Other GnRH analogues, such as buserelin, are used in the treatment of in vitro fertilization (IVF), endometriosis, polycystic ovary syndrome, prostate cancer, uterine leiomyoma and precocious puberty. Gastrointestinal side effects are considered infrequent (WHO) but nausea and abdominal pain have been reported in 7%–17% of women treated with buserelin for endometriosis and uterine leiomyoma (FASS, Micromedex). The aetiology to these side effects is not known.
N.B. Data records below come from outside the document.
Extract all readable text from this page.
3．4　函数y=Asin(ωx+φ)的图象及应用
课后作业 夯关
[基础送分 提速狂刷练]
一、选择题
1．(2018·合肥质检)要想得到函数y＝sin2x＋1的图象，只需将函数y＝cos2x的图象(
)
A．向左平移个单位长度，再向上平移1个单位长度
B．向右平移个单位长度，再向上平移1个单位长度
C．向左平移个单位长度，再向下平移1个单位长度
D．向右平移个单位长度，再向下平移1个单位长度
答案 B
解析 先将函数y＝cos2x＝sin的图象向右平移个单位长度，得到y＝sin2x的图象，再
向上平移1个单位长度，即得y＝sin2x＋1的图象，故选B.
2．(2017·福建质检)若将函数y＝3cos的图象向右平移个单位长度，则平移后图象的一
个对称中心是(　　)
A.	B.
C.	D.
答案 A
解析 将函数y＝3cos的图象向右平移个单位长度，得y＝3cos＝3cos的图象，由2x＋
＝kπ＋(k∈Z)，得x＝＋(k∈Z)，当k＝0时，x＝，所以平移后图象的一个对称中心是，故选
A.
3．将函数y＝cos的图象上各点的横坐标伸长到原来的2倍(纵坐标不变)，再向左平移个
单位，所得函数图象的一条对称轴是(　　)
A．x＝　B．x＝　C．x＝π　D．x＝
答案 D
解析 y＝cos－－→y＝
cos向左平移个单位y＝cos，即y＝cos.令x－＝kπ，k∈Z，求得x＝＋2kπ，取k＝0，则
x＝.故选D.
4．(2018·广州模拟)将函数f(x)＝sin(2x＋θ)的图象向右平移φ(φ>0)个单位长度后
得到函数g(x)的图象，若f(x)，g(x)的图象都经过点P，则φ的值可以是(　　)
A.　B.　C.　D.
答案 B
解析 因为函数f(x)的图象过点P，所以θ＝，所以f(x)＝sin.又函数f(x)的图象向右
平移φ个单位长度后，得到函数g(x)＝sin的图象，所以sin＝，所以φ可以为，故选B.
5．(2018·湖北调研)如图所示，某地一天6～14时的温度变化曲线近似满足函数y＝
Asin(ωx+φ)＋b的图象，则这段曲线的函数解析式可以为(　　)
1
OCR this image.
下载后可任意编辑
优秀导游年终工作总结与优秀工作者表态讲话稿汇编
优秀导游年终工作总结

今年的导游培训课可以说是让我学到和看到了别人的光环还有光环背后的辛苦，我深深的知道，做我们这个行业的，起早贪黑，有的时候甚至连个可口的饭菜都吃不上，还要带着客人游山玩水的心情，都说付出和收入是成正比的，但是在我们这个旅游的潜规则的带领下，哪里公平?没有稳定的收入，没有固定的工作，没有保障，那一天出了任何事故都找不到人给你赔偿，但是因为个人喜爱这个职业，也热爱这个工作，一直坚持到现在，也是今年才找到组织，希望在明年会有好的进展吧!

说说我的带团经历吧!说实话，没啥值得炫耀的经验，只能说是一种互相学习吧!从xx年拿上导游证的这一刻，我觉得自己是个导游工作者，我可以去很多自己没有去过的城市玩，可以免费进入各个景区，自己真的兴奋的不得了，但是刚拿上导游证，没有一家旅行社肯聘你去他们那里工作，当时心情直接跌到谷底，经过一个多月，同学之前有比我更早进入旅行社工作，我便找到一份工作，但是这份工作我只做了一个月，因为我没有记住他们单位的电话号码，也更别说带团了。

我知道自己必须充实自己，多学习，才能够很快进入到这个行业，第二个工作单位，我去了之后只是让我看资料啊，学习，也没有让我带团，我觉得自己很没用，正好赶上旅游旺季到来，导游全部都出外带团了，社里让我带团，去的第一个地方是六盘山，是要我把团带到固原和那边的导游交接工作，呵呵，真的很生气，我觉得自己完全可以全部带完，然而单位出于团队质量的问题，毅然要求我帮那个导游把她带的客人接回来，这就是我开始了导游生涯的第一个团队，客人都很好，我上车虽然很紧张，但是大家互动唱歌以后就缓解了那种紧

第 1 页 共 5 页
Recently we demonstrated for the first time GnRH positive neurons in the human gastrointestinal tract and have shown a decreased number of GnRH positive neurons in a CIPO patient. The patient, who had been treated with buserelin, developed CIPO with pronounced abdominal pain and nausea/vomiting. Remarkably, immunohistochemical analysis of intestinal resects revealed that in the patient only 3% of myenteric neurons are GnRH positive as compared to 53% in controls (Ohlsson et al. 2007). The patient had high plasma titres of anti-GnRH antibodies that correlated with the occasions of the treatment with buserelin. The latter led us to the hypothesis that the patient developed CIPO due to buserelin-induced formation of anti-GnRH antibodies which destroyed GnRH-producing neurons of the myenteric plexus. We believe that GnRH plays a pivotal role not only in the regulation of different hormones involved in reproduction, but also in the regulation of the motor activity of the gastrointestinal tract. Degeneration of GnRH neurons might be of central importance for the pathophysiology of different forms of IBS and CIPO.

Concluding Remarks

Over recent decades, a number of peptides have been characterised, which led to an explosion in our understanding of their biological action and function in the central and enteric nervous system. Gut hormones, including cholecystokinin, corticotrophin-releasing hormone, gastrin, gastric inhibitory polypeptide, ghrelin, glucagon-like peptide-1, motilin, neurotensin, pancreatic polypeptide, secretoneurin, serotonin, thyrotrophic-releasing hormone and VIP have been shown to play a role in modulating gastrointestinal motility. New experimental and clinical data point to GnRH and oxytocin, two other peptide candidates, as being involved in controlling gastrointestinal motility. These findings open new, fascinating perspectives for research and the therapeutic potential of the peptidal role in gastrointestinal diseases.

Furthermore, the role of neuronal apoptosis and agents which improve neuronal survival deserves further attention concerning their function in preventing neuronal degeneration which results in dysmotility.